Patient reported outcome measures taken after one year of treatment revealed a trend towards dose-ordered improvements in motor function subscales and fatigability assessments, providing real-world evidence to support the clinical and biomarker findings of varying degrees of benefit to patients in the low- and high- dose cohorts.

• Meaningful improvements were demonstrated in the Pediatric Outcomes Data Collection Instrument (PODCI), a validated PROM that contains questions to assess how caregivers and children evaluate the child’s ability to walk, stand, and perform daily living, as well as recreational activities. Motor function scores reflect the gains seen in 6MWT and the benefit of NSAA observed in all dosed patients.
• Semi-structured, qualitative interviews conducted by Modus Outcomes Ltd with patients and caregivers about the impact of Duchenne on functioning demonstrated overall improvement in the functional activity and school-related impacts (e.g., lower limb mobility, keeping up with peers, climbing stairs, sports) in low- and high-dose cohorts, with subjective decreased fatigability in all patients of both treatment cohorts.

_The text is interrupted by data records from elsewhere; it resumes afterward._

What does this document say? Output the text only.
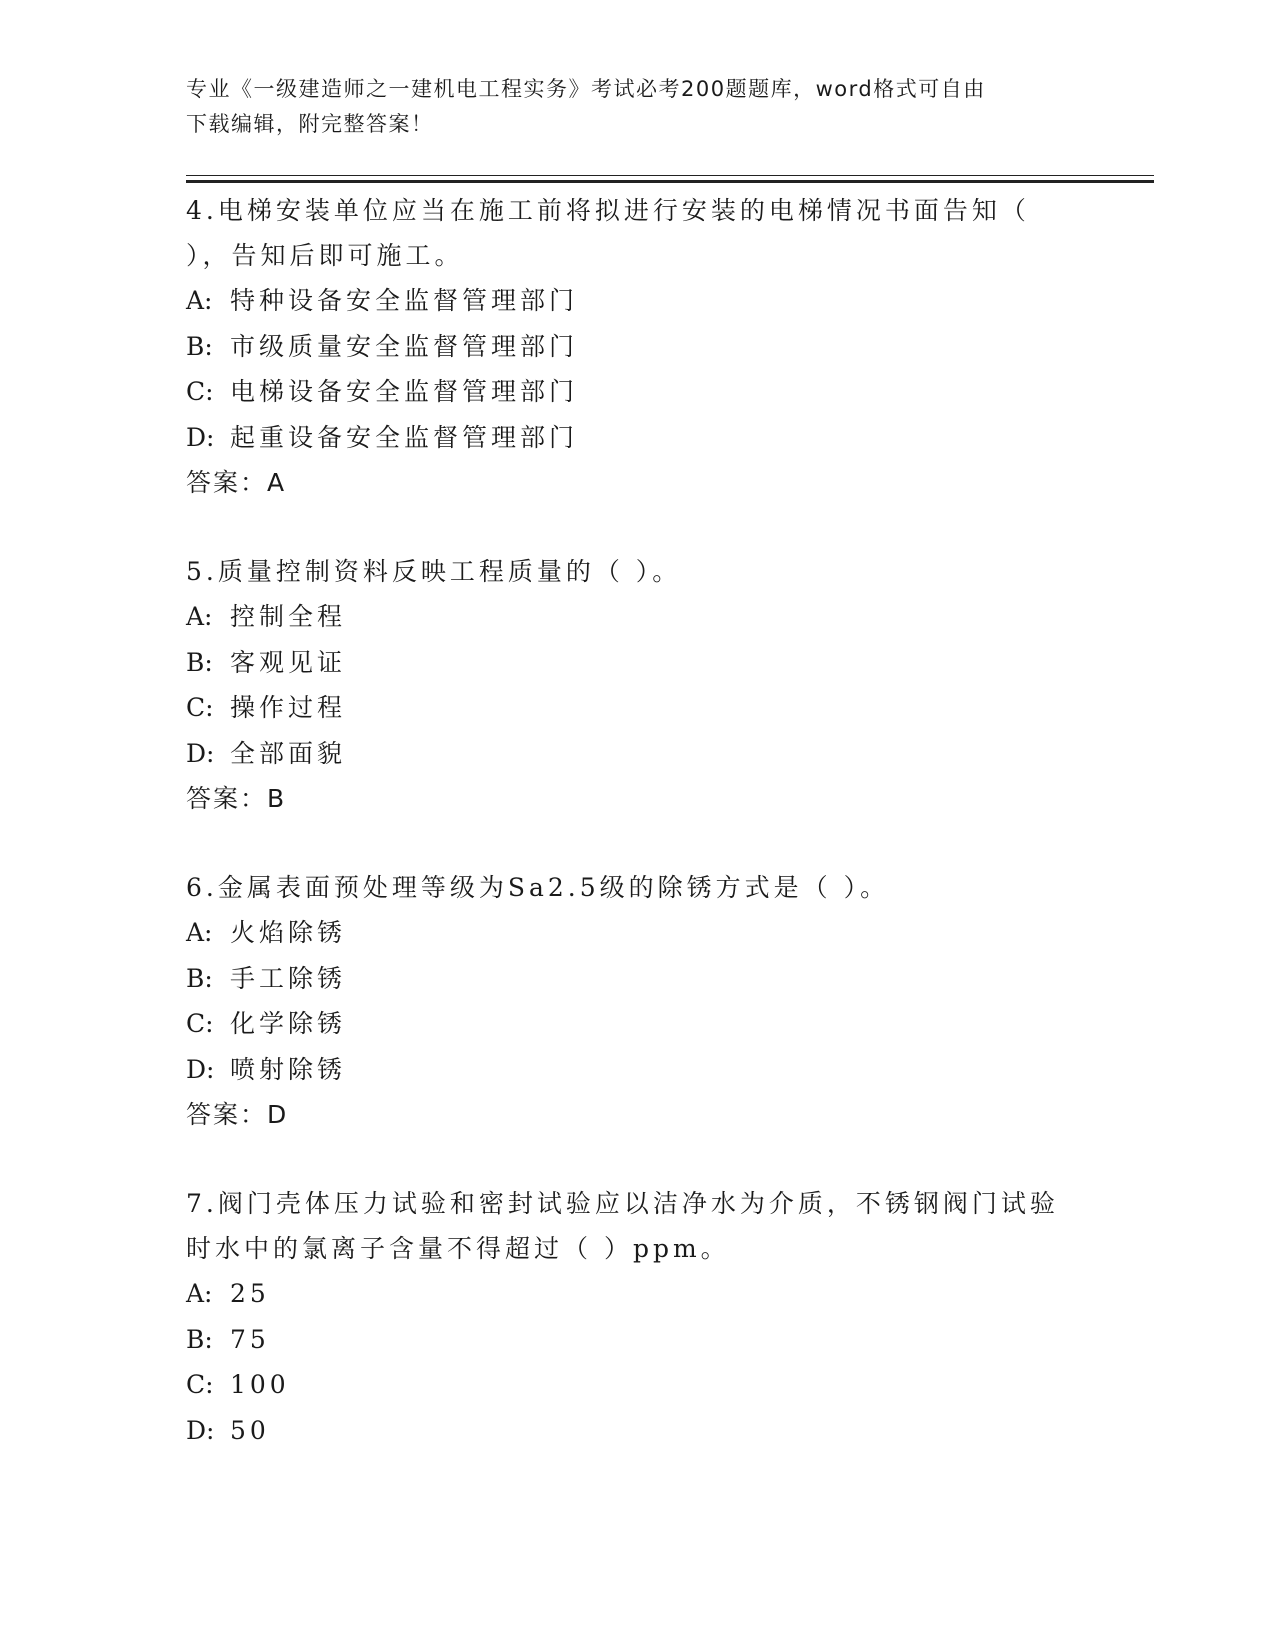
专业《一级建造师之一建机电工程实务》考试必考200题题库，word格式可自由
下载编辑，附完整答案！
4.电梯安装单位应当在施工前将拟进行安装的电梯情况书面告知（
），告知后即可施工。
A: 特种设备安全监督管理部门
B: 市级质量安全监督管理部门
C: 电梯设备安全监督管理部门
D: 起重设备安全监督管理部门
答案：A
5.质量控制资料反映工程质量的（ ）。
A: 控制全程
B: 客观见证
C: 操作过程
D: 全部面貌
答案：B
6.金属表面预处理等级为Sa2.5级的除锈方式是（ ）。
A: 火焰除锈
B: 手工除锈
C: 化学除锈
D: 喷射除锈
答案：D
7.阀门壳体压力试验和密封试验应以洁净水为介质，不锈钢阀门试验
时水中的氯离子含量不得超过（ ）ppm。
A: 25
B: 75
C: 100
D: 50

As previously reported, three of the first six patients dosed before the protocol amendments introduced in 2020 developed four serious adverse events (SAEs). All prior SAEs have fully resolved, and no new drug-related safety findings have been identified with post-dosing follow-up of 17-37 months. Additionally, as reported today, with the resumption of dosing in IGNITE DMD, patient 7 was dosed safely with mild to moderate adverse events, all of which have fully resolved. The resumption of dosing was under an amended clinical protocol and using SGT-001 manufactured with an improved process, both designed to enhance patient safety.

 

About SGT-001

Solid’s SGT-001 is a novel adeno-associated viral (AAV) vector-mediated gene transfer therapy designed to address the underlying genetic cause of Duchenne. Duchenne is caused by mutations in the dystrophin gene that result in the absence or near absence of dystrophin protein. SGT-001 is a systemically administered candidate that delivers a synthetic dystrophin gene, called microdystrophin, to the body. This microdystrophin encodes for a functional protein surrogate expressed in muscles and stabilizes essential associated proteins, including neuronal nitric oxide synthase (nNOS). Data from Solid’s clinical program suggests that SGT-001 has the potential to slow or stop the progression of Duchenne, regardless of genetic mutation or disease stage.

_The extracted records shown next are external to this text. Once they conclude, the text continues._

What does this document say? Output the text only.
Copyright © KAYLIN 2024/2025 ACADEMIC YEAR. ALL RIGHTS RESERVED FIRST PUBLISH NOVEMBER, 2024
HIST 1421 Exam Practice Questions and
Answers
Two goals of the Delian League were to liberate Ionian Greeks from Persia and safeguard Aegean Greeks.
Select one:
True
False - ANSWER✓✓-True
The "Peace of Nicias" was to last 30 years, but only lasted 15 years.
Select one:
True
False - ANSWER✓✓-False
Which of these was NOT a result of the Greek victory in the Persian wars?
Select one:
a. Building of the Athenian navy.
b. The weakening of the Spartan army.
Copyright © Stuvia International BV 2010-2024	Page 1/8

SGT-001 is based on pioneering research in dystrophin biology by Dr. Jeffrey Chamberlain of the University of Washington and Dr. Dongsheng Duan of the University of Missouri. SGT-001 has been granted Rare Pediatric Disease Designation, or RPDD, and Fast Track Designation in the United States and Orphan Drug Designations in both the United States and European Union.

In case you don’t remember the specifics about microdystrophin and gene therapy we invite you to watch the interview we conducted in London with Dr. Jeffrey Chamberlain PH.D.:  Here

 

About Solid Biosciences

Solid Biosciences is a life sciences company focused on advancing transformative treatments to improve patients’ lives with Duchenne. Disease-focused and founded by a family directly impacted by Duchenne, our mandate is simple yet comprehensive – work to address the disease at its core by correcting the underlying mutation that causes Duchenne with our lead gene therapy candidate, SGT-001. For more information, please visit www.solidbio.com.

 

About DMD

Duchenne muscular dystrophy (DMD) is a disease that almost exclusively affects boys and whose incidence is 1 in 3,500. It is extremely rare that Duchenne muscular dystrophy (DMD) will affect girls. Those affected are usually diagnosed around the age of five, but symptoms may be visible from early childhood. It is a degenerative disease of the muscles caused by a genetic mutation. The Duchenne muscular dystrophy (DMD) – for which no treatment is currently available – directly affects skeletal muscles. Without treatment, the consequences of the disease are dire for those afflicted and their families.